Ultimately, Mari spent no more than $200 on any single item and just $2,700 total furnishing their eclectic, homey casita. Beyond not spending a ton, she appreciates that every piece has a history in Florida and is made of natural, organic materials. “You can see the craftsman’s hand—they’re a little bit wonky. Those are qualities I’m really drawn to in furniture.” Nonetheless, Mari is not done perusing Facebook Marketplace: She dreams of finding a Sergio Rodrigues sofa.
A favorite find is the walnut, turned-leg dining table, made by a Facebook Marketplace seller’s great-grandfather. “Josh keeps naming numbers, like, ‘Would you sell it for $50,000? For $100,000?’ And he hasn’t reached a number I would agree to,” says Mari, who likens the one-of-a-kind piece to an abstract character. Their woodworker friend made leaflets to replace those lost over time, adding another set of hands to the table’s storied history.
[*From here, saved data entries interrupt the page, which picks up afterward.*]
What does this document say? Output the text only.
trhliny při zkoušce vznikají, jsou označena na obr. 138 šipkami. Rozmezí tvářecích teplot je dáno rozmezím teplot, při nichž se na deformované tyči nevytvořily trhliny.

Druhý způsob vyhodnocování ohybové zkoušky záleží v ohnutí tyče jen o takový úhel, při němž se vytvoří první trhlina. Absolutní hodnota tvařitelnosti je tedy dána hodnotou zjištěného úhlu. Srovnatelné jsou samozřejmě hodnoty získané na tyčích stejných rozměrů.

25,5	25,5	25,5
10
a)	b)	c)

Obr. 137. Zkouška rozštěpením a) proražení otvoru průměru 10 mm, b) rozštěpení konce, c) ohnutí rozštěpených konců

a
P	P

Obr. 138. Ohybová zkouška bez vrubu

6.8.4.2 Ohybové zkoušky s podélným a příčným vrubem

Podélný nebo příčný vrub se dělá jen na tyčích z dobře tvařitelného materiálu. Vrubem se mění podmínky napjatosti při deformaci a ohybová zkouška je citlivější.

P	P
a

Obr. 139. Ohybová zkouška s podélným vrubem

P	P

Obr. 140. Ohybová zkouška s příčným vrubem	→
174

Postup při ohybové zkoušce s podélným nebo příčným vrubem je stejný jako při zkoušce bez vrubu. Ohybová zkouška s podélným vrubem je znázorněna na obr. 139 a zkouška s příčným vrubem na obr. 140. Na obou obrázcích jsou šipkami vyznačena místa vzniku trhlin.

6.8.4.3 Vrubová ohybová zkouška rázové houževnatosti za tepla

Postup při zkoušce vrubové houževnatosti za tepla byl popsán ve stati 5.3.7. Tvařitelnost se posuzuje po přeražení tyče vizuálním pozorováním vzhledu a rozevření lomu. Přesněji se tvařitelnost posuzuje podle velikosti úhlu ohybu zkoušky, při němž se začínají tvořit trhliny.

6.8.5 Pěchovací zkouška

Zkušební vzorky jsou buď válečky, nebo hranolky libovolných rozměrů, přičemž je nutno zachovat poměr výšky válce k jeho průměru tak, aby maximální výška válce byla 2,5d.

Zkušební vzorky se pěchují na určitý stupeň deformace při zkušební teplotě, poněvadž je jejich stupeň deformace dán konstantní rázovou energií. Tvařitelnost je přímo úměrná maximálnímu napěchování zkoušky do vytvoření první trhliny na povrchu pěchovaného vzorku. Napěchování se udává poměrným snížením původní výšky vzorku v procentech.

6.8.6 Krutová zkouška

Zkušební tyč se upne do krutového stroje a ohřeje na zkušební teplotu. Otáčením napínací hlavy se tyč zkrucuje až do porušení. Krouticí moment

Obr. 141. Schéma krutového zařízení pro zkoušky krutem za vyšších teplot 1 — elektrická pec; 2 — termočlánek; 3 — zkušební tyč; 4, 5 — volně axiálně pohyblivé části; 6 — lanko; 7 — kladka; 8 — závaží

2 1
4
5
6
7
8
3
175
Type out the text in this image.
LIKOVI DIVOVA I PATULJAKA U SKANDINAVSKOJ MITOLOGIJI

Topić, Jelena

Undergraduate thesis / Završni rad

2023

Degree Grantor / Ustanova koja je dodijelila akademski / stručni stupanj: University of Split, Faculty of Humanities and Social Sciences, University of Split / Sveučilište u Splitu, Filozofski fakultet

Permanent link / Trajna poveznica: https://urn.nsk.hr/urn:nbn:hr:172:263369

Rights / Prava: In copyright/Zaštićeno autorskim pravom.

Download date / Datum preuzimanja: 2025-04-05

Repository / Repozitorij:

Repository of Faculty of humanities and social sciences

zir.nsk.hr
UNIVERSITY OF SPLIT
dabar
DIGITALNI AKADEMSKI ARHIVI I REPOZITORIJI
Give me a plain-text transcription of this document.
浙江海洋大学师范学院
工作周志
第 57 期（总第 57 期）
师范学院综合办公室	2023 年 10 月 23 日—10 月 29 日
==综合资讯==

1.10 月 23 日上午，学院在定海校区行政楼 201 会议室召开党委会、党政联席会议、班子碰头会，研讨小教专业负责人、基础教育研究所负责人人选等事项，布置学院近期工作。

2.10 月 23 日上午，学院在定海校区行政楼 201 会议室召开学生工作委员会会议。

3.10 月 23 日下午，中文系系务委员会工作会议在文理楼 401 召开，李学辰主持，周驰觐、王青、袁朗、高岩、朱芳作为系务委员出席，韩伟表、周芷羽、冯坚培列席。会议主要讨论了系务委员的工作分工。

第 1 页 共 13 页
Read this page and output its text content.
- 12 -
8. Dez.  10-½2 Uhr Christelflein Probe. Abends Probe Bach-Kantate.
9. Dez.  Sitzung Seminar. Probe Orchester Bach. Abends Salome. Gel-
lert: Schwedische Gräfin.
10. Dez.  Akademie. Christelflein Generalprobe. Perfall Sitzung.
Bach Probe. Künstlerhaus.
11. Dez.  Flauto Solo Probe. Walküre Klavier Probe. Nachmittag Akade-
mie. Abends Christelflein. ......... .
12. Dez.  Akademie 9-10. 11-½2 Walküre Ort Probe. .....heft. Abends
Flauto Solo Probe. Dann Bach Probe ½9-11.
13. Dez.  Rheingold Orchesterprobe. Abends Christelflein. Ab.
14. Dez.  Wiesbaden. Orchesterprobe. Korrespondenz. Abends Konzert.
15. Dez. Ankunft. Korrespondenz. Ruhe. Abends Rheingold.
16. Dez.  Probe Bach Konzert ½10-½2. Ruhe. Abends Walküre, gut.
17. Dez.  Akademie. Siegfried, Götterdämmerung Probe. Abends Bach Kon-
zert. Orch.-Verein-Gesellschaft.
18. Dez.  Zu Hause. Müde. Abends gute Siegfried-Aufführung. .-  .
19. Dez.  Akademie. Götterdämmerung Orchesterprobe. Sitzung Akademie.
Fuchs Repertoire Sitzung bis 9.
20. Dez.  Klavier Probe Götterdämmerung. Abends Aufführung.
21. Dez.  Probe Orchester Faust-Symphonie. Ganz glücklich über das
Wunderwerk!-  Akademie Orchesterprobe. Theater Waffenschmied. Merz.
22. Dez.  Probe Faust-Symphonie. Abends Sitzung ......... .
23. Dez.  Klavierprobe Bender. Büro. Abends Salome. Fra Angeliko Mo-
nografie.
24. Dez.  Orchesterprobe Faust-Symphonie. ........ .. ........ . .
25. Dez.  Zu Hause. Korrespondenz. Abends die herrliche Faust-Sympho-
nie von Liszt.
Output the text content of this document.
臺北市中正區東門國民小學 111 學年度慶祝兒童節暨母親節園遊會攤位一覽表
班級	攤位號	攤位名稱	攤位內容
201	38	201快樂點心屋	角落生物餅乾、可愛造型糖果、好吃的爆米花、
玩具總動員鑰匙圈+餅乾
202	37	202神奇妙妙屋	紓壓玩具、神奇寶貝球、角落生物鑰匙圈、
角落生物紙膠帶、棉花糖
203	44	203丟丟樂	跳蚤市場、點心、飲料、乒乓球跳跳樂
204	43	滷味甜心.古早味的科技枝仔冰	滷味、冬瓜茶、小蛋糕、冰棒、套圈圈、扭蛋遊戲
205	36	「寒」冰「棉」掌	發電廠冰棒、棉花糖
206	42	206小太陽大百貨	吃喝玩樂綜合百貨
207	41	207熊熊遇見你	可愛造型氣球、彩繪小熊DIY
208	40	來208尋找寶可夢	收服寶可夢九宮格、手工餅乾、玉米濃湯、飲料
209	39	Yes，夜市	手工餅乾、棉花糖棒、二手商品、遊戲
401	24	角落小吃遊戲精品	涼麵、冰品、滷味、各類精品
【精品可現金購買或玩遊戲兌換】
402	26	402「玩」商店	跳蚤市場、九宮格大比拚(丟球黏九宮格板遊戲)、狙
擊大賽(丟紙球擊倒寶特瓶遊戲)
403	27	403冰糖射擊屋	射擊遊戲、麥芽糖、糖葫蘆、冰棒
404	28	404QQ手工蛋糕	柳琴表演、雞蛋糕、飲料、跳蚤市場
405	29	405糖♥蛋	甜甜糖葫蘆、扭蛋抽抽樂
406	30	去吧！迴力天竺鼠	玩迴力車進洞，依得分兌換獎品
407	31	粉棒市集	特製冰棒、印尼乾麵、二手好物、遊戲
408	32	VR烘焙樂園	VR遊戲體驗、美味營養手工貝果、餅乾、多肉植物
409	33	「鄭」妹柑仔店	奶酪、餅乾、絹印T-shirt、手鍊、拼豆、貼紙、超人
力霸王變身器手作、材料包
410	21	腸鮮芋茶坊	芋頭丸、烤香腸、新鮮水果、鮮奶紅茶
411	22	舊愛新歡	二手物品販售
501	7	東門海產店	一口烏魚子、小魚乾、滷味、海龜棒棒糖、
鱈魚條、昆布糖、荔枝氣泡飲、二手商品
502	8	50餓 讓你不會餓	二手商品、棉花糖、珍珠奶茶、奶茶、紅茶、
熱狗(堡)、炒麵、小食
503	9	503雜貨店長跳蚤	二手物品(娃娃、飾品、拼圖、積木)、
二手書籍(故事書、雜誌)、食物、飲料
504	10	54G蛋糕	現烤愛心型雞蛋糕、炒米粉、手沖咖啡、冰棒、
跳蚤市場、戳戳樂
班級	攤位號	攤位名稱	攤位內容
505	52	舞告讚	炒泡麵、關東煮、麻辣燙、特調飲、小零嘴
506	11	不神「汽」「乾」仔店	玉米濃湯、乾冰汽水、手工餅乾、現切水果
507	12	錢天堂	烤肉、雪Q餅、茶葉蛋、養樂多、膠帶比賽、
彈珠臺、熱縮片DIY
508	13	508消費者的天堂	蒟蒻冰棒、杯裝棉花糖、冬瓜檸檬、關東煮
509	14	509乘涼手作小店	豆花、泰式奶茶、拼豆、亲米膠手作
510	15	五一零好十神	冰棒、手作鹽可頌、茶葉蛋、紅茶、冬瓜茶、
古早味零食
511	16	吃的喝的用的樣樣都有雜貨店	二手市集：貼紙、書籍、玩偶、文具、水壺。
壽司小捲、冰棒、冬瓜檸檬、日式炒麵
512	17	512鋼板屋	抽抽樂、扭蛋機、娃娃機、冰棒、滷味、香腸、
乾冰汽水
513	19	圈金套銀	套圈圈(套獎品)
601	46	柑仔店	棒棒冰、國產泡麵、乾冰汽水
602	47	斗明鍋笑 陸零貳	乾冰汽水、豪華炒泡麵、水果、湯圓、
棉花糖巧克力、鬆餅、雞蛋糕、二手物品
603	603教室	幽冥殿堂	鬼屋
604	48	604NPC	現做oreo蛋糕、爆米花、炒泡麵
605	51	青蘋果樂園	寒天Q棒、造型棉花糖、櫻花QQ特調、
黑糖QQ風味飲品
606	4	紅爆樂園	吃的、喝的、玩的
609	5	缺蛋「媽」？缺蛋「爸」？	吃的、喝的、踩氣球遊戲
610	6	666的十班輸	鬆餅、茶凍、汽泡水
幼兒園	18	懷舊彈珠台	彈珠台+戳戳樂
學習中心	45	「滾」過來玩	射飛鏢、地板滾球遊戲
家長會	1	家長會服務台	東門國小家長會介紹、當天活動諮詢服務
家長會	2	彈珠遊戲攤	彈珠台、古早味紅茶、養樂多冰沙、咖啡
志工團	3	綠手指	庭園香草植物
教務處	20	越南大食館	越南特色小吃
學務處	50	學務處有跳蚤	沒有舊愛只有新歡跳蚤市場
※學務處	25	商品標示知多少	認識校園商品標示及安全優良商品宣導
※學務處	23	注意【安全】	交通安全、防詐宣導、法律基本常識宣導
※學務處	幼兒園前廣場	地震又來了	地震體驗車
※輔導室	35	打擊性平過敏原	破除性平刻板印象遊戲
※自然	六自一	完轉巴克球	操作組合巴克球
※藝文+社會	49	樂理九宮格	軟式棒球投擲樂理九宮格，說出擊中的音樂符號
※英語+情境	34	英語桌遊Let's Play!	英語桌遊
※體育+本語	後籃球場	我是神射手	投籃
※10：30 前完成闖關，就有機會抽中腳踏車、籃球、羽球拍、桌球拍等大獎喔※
Gilded wall decor, Mari’s Columbia University grad school pottery, stacks of books, and an array of thrifted ceramic, pewter, and glass containers add charm throughout, too. A Pottery Barn sofa—now decorated with graphic vintage Marimekko and Block Shop throw pillows—is one of the very few items the couple brought with them from New York.
The slow, serene search will probably never end, because to Mari there’s something extra homey about the process of collecting over time. “I think that quality is really special and hard to achieve as an interior designer,” she says. “That’s something I was trying to achieve in my place—without waiting until I’m 60.”